«Ну, что? Вот и аноним?» — подумал Герман.
— Галь, а где у нас Полушкин? — спросил он секретаршу по селекторной связи.
— Здрасте! Сами же ему командировку подписывали в Кострому на семинар. Скоро неделя, как он там тусуется, — ответила Галина.
— Извини, забыл. Ко мне там никто не сидит у тебя? Я пока занят.
— Интересно, чем? — съязвила она.
«Распоясалась баба! Надо убирать, — подумал Герман. — Дурак. Верно говорят французы: «не шерше жену брата и сотрудницу аппарата». Теперь придется расхлебывать… Баба вздорная и, не дай, бог, если залетела… Так,… Полушкин, значит, отпадает, если только не написал записку раньше и не попросил кого-нибудь подкинуть ее именно теперь, когда его нет в комитете… Мог он такую подлянку подкинуть?… Не похоже. Он творил и не такие гадости, но никогда анонимно… Кто же тогда?… А, вот еще Кузя знает меня со студенческих лет… Знает, как я закладывал пацанов декану… Как меня метелили за это…. «Тёмную» устраивали, сволочи… Но Кузе-то я ничего плохого никогда не сделал… Или было?.. Да, писал докладную записку помощнику декана, что они всей комнатой слушают пластинки Битлов и фарцуют тряпками… Знаем мы теперь этих «помощников»!.. Ребят отчислили с факультета на заочное отделение. Но Кузю-то оставили! И когда пацаны выгнали меня спать в туалет, он первым принес одеяло… Прошло столько лет… Так, а как он попал в комитет? Он же преподавал в ВПШ. Выгнали? Надо как-то убрать и отсюда… И Полушкина тоже. И кто еще меня знает?.. Это правило номер один — убрать всех, кто тебя знал раньше. Расчистить поляну… Чтобы ни каких сорняков! Авторитет вырастает на чистой пашне…»

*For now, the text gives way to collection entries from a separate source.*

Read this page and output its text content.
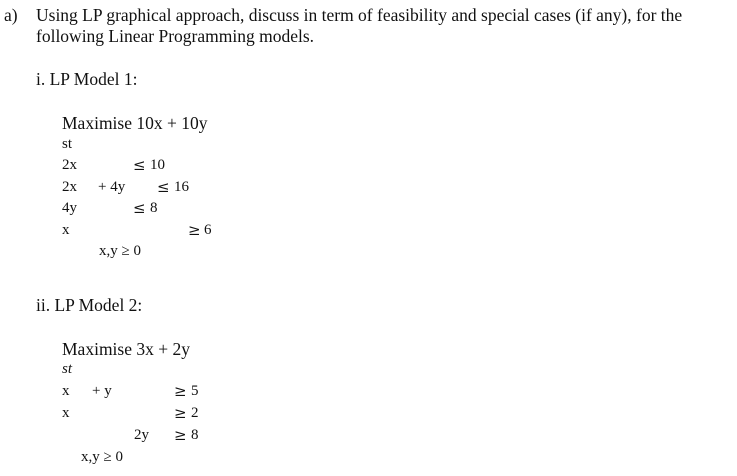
a) Using LP graphical approach, discuss in term of feasibility and special cases (if any), for the
following Linear Programming models.
i. LP Model 1:
Maximise 10x + 10y
st
2x	≤ 10
2x + 4y ≤ 16
4y	≤ 8
x	≥ 6
x,y ≥ 0
ii. LP Model 2:
Maximise 3x + 2y
st
x + y	≥ 5
x	≥ 2
2y ≥ 8
x,y ≥ 0
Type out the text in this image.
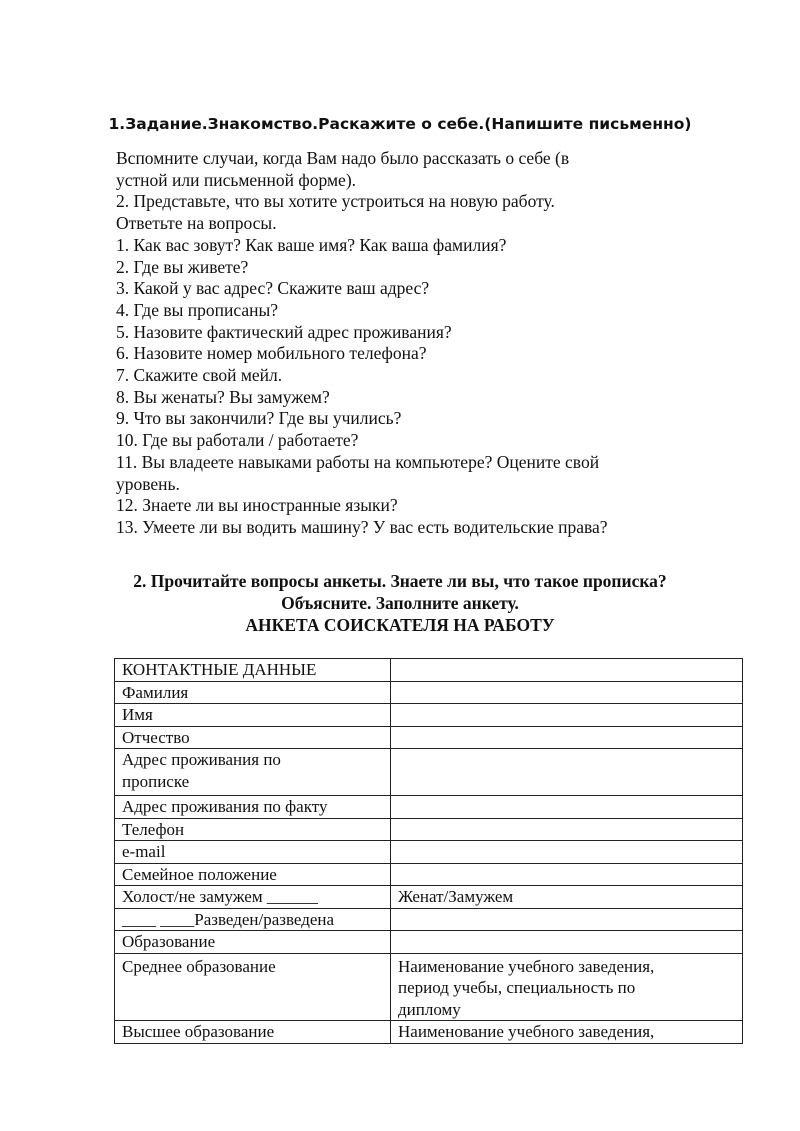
1.Задание.Знакомство.Раскажите о себе.(Напишите письменно)

Вспомните случаи, когда Вам надо было рассказать о себе (в

устной или письменной форме).

2. Представьте, что вы хотите устроиться на новую работу.

Ответьте на вопросы.

1. Как вас зовут? Как ваше имя? Как ваша фамилия?

2. Где вы живете?

3. Какой у вас адрес? Скажите ваш адрес?

4. Где вы прописаны?

5. Назовите фактический адрес проживания?

6. Назовите номер мобильного телефона?

7. Скажите свой мейл.

8. Вы женаты? Вы замужем?

9. Что вы закончили? Где вы учились?

10. Где вы работали / работаете?

11. Вы владеете навыками работы на компьютере? Оцените свой

уровень.

12. Знаете ли вы иностранные языки?

13. Умеете ли вы водить машину? У вас есть водительские права?

2. Прочитайте вопросы анкеты. Знаете ли вы, что такое прописка?

Объясните. Заполните анкету.

АНКЕТА СОИСКАТЕЛЯ НА РАБОТУ

КОНТАКТНЫЕ ДАННЫЕ	

Фамилия	

Имя	

Отчество	

Адрес проживания по
прописке	

Адрес проживания по факту	

Телефон	

e-mail	

Семейное положение	

Холост/не замужем ______	Женат/Замужем

____ ____Разведен/разведена	

Образование	

Среднее образование	Наименование учебного заведения,
период учебы, специальность по
диплому

Высшее образование	Наименование учебного заведения,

— Герман Петрович! — громко включился селектор. — К вам Виктор Плешко. Говорит, по срочному делу.
— Слушай, заткнись, а! — вырвалось у Германа, вздрогнувшего от неожиданно громкого голоса секретарши. — Я же сказал: занят! Нет меня и не будет сегодня. Вызови мне машину.

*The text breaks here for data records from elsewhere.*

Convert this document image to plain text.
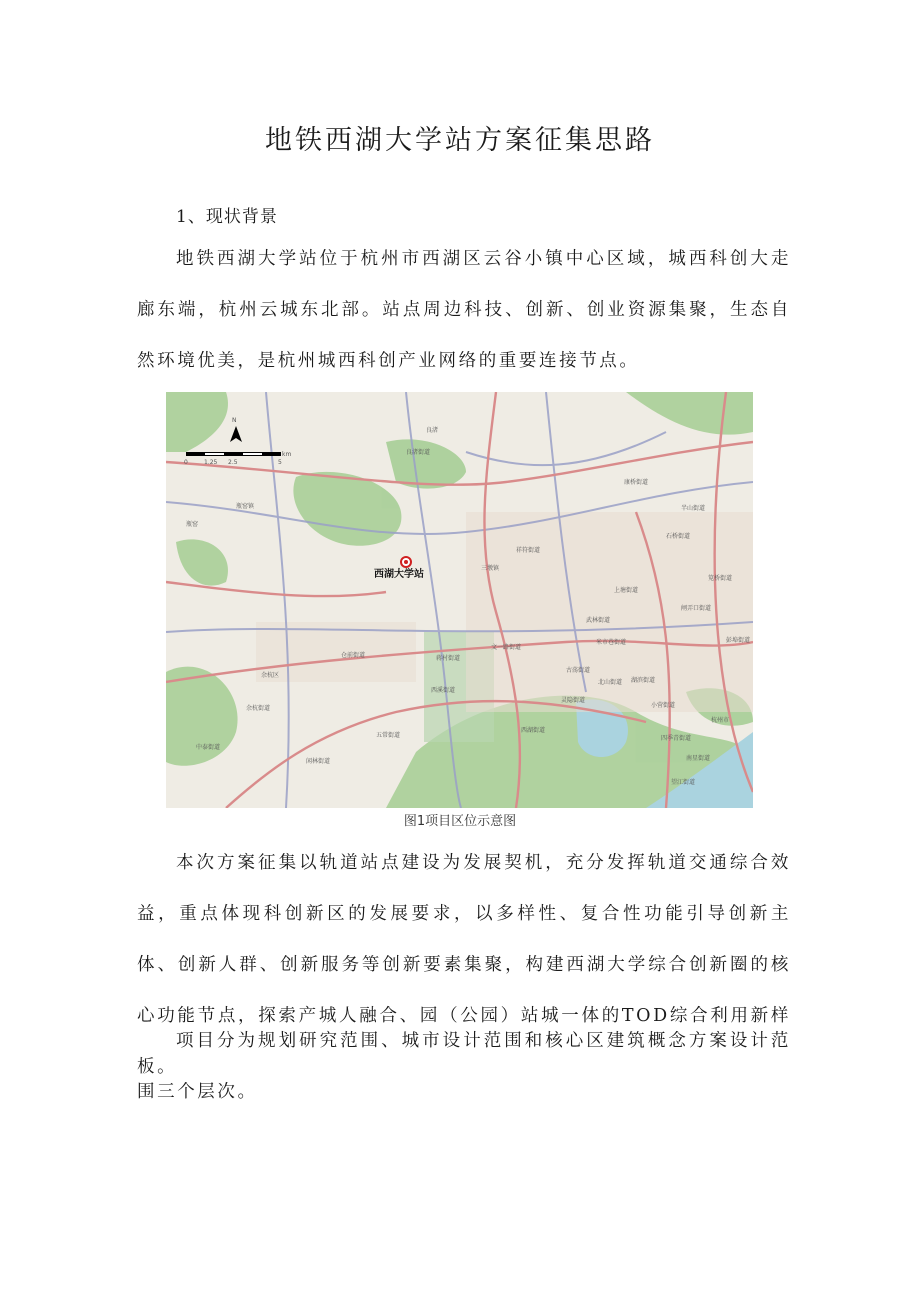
地铁西湖大学站方案征集思路
1、现状背景
地铁西湖大学站位于杭州市西湖区云谷小镇中心区域，城西科创大走廊东端，杭州云城东北部。站点周边科技、创新、创业资源集聚，生态自然环境优美，是杭州城西科创产业网络的重要连接节点。
0	1.25 2.5	5
km
N
良渚街道
瓶窑镇
仓前街道
余杭区
余杭街道
中泰街道
闲林街道
五常街道
三墩镇
祥符街道
蒋村街道
文一路街道
古荡街道
西湖街道
灵隐街道
康桥街道
半山街道
石桥街道
上塘街道
米市巷街道
武林街道
湖滨街道
小营街道
南星街道
四季青街道
望江街道
杭州市
彭埠街道
笕桥街道
闸弄口街道
北山街道
良渚
瓶窑
西溪街道
西湖大学站
图1项目区位示意图
本次方案征集以轨道站点建设为发展契机，充分发挥轨道交通综合效益，重点体现科创新区的发展要求，以多样性、复合性功能引导创新主体、创新人群、创新服务等创新要素集聚，构建西湖大学综合创新圈的核心功能节点，探索产城人融合、园（公园）站城一体的TOD综合利用新样板。
项目分为规划研究范围、城市设计范围和核心区建筑概念方案设计范围三个层次。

— Хорошо, хорошо! — сказала она и отвлеклась на другой звонок, забыв выключить связь с шефом. И Герман услышал ее голос дальше: — Господи, так бы и сказал, что полные штаны…
— А кто там у него? — донесся из селектора голос Плешко.
— Да один сидит. Параша там анонимная у него на столе откуда-то взялась. Пишут: «пиши завещание, послезавтра тебе конец».
— Шуточки! Милицию вызывали?
— Я — не. А он не знаю. Заперся же, видишь? Трухнул, наверно. Сидит там, подмывается что ли?
«Сучка! — проскрипел зубами Герман. — Сегодня же к такой матери…»
…Я к начальнику! — бросил Герман дежурному и повернул, было, на лестницу, но тут же уперся в перекрывший ему путь металлический штырь.
— Ко мне, гражданин! — окликнул его дежурный. — У нас так не ходят. Кто вы такой и по какому вопросу?
— Я — председатель областного теле-радио-комитета, и — по личному! — с вызовом от еожиданного препятствия ответил Герман.
— По личным вопросам начальник принимает по четвергам с шестнадцати часов. Поднимите глаза — здесь все написано, — сказал дежурный таким тоном, будто не расслышал, кого он так бесцеремонно остановил.
— Ну, доложи ему, капитан, если он здесь, кто к нему идет.
— А кто к нему идет? — переспросил дежурный.
— Я же представился. Слушать надо, капитан! — начал терять терпение Герман.
— Мне слушать мало. Документы ваши, гражданин!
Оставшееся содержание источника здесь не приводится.